When Passariello graduated, she began working for an investment firm in New York City. Suddenly, she felt cut off from her Latino community at Georgetown and her Latin American research and studies..
“I started feeling like something was missing, and I kept going back to wanting to discover that Latin American identity,” she said.

Her mentor from CLAS suggested she spend a year living in a Latin American country, so she could put the question to rest.
She applied to the Fulbright program, and, last fall, moved to Mexico City, where she began working as a financial analyst for the Mexican Fund for the Conservation of Nature and taking master of business administration classes at a local university. The answer came easily.
“I’ve been here for five months, and this experience has already taught me so much and opened so many doors for me,” she said. “I found something I thought I had lost in New York, which was my Latin American identity. Being able to find that again has felt so meaningful that I don’t want to let go of it ever again.”
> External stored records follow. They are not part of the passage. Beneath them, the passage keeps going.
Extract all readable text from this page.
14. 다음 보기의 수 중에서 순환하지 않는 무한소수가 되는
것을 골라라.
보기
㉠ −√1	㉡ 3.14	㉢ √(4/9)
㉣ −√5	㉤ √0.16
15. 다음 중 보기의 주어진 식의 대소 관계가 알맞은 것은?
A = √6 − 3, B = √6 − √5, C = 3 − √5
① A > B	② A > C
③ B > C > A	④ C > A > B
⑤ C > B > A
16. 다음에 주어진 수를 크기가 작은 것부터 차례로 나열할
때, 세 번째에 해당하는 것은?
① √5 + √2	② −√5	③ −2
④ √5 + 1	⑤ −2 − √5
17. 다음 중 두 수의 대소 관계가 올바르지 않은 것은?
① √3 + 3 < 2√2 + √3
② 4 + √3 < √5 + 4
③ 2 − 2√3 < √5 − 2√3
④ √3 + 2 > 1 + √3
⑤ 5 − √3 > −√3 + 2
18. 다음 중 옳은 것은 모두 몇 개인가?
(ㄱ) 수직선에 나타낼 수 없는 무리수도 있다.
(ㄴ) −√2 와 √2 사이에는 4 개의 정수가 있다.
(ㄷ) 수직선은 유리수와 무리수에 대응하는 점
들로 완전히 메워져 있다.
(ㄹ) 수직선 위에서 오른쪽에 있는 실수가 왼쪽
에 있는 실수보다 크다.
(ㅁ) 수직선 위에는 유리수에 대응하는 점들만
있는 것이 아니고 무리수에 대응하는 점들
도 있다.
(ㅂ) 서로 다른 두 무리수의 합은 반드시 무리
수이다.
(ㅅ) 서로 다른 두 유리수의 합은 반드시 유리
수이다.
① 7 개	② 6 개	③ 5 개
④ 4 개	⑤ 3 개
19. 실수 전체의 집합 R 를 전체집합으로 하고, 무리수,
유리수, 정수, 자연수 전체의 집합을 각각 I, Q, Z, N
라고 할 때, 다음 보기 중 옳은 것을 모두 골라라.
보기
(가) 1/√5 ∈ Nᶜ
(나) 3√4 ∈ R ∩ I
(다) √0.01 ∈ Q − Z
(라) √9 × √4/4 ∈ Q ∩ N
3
In her role, Passariello is working on a whitepaper the team plans to present at the next United Nations Biodiversity Conference. She’s researching how effective biodiversity financing is for conservation trust funds and for biodiversity outcomes. She also helps her team build proposals to fund environmental projects in Mexico.
The work weaves together her financial skills and her minor in Environmental Studies at Georgetown. She said Georgetown’s focus on global opportunities prepared her for the experience, one she hopes fellow first-generation and low-income college students in the Georgetown Scholars Program (GSP) will reach for too.
“A lot of low-income students think that we have to start working immediately so we can help our families,” she said. “I want this story to show GSP peers, I’m doing it, I’m loving it and it was 1,000% worth it. It will definitely set me up for life — for my professional life to be the way I want it to be.”